As Catch-22ish as this will sound (and anticipating that many others will offer the type of reply you expected), my recommended tool of choice is...use Workfront.

If you decide to take that plunge, let me know, and I (and many others, I suspect) would be happy to offer additional details.





Hi Nichole,

Glad you reached out. I would agree that mapping these processes outside of the tool is best.

Here is a recording of a session I did last year at leap, entitled "Design a workflow to change your business." https://workfront-video.wistia.com/medias/rs95gvugh9.

It should answer your first and third bullets. Although it is 50 minutes, you can fast forward :). If you would like to schedule some time to talk through it, just let me know. Happy to help.

As for your other two bullets, here is what I would recommend:

Reco on tools? Lucid, Google Slides, or Smartdraw.
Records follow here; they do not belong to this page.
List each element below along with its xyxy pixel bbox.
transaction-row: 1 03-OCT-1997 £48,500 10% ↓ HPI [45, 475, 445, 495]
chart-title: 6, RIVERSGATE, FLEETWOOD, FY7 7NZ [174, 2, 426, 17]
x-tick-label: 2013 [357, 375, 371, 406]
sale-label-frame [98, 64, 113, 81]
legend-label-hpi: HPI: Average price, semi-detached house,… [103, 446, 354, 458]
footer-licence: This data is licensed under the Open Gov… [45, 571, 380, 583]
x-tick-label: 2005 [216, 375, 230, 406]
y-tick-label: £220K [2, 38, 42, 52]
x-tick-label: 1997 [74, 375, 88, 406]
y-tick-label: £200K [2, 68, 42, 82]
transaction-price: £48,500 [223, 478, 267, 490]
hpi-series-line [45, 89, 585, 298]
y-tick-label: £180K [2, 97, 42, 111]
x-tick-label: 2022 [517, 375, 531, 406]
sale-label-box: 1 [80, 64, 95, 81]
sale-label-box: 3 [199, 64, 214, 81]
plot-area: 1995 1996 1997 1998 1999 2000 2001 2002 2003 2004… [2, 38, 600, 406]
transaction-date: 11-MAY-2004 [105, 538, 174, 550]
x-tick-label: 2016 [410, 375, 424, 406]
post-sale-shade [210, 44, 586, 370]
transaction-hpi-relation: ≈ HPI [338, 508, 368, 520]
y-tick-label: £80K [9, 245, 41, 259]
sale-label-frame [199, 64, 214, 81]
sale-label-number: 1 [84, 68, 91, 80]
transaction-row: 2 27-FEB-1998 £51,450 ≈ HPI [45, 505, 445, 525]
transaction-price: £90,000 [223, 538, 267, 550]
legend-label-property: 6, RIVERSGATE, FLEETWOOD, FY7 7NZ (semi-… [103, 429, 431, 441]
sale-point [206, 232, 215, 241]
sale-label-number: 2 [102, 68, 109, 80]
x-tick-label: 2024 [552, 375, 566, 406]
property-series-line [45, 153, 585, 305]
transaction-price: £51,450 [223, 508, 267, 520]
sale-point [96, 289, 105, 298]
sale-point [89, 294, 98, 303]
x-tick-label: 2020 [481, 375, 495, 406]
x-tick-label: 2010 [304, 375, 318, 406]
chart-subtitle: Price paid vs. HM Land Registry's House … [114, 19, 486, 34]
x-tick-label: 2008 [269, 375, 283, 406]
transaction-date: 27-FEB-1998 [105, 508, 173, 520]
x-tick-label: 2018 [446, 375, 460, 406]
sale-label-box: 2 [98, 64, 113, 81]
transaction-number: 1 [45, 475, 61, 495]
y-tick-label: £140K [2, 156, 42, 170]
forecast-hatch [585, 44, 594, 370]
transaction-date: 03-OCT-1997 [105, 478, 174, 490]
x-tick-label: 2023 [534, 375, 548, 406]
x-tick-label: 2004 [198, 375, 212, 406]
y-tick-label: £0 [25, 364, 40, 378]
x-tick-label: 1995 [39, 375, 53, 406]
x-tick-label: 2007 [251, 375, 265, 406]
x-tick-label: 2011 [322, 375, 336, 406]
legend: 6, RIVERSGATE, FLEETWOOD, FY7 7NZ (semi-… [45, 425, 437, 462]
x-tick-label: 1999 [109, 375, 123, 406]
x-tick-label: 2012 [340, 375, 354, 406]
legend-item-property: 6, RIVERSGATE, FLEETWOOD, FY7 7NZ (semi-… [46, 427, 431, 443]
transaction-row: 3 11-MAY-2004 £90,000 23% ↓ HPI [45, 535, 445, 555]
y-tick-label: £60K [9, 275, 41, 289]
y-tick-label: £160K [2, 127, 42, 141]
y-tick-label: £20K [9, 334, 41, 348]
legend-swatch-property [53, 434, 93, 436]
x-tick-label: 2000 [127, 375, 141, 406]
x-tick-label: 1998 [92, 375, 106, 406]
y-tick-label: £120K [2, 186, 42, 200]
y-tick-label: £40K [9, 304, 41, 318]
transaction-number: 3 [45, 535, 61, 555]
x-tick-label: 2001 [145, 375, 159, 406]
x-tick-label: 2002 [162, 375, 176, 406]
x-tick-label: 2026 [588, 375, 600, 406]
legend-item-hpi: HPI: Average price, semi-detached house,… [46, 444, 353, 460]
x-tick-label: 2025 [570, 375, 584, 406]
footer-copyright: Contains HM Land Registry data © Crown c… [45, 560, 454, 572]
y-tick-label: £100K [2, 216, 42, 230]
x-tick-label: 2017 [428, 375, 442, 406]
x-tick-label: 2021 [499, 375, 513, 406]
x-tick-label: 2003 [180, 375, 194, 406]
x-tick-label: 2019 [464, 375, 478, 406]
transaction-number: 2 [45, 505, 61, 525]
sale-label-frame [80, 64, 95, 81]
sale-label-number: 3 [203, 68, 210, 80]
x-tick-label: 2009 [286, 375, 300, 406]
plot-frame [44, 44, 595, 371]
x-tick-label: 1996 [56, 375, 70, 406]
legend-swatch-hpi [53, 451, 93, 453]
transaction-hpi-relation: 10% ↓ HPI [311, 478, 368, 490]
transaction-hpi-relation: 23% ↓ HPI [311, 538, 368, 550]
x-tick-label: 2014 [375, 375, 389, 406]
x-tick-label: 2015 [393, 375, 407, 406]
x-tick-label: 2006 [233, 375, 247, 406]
Complex processes? Yes, find a repeatable process that is hard to mess up (should have some familiarity). Ideally, this "workflow" or "process" won't impact your business dramatically as you work to get it optimized. I will leave it at that for now.

Hope this is helpful.



Level 10

Hi Nicole -

Approach: Well, personally, I'm not a big fan of the huge meeting where everyone talks as some people don't talk and conversation gets derailed into 100 other things. LOL! I like to interview each key stake holder one by one and get what they thing the process is. This does take more time, but I find that I get things I never get when it is a large room. I think it has to do with the fact reality doesn't always reflect what is supposed to be happening and people don't want to admit that.

Diagramming: I used to use Visio as it had some options to help optimize the look, but now I use PPT as we don't have Visio anymore.

  • Wanted to add.... since almost everyone I talk to has a slightly different process, I document all of those so when we are in the larger group we can talk about it. This is hard, don't get me wrong, but showing what everyone has in common but then all the points where they stay is nice to show. That way at the end of all this, you have one solid process that everyone can agree to.

As Julie Andrew states in the Sound of Music, I like to start at the very beginning and ask someone, how do you start work? I find for some reason people like to start towards the end of the project. Maybe it is because that usually has a more defined process, I'm not sure. But the start of a project always seems to be where there is confusion. And again, because I like the one-to-one approach, the conversation itself isn't daunting. The daunting part comes when you are diagramming everything you've learned from different people.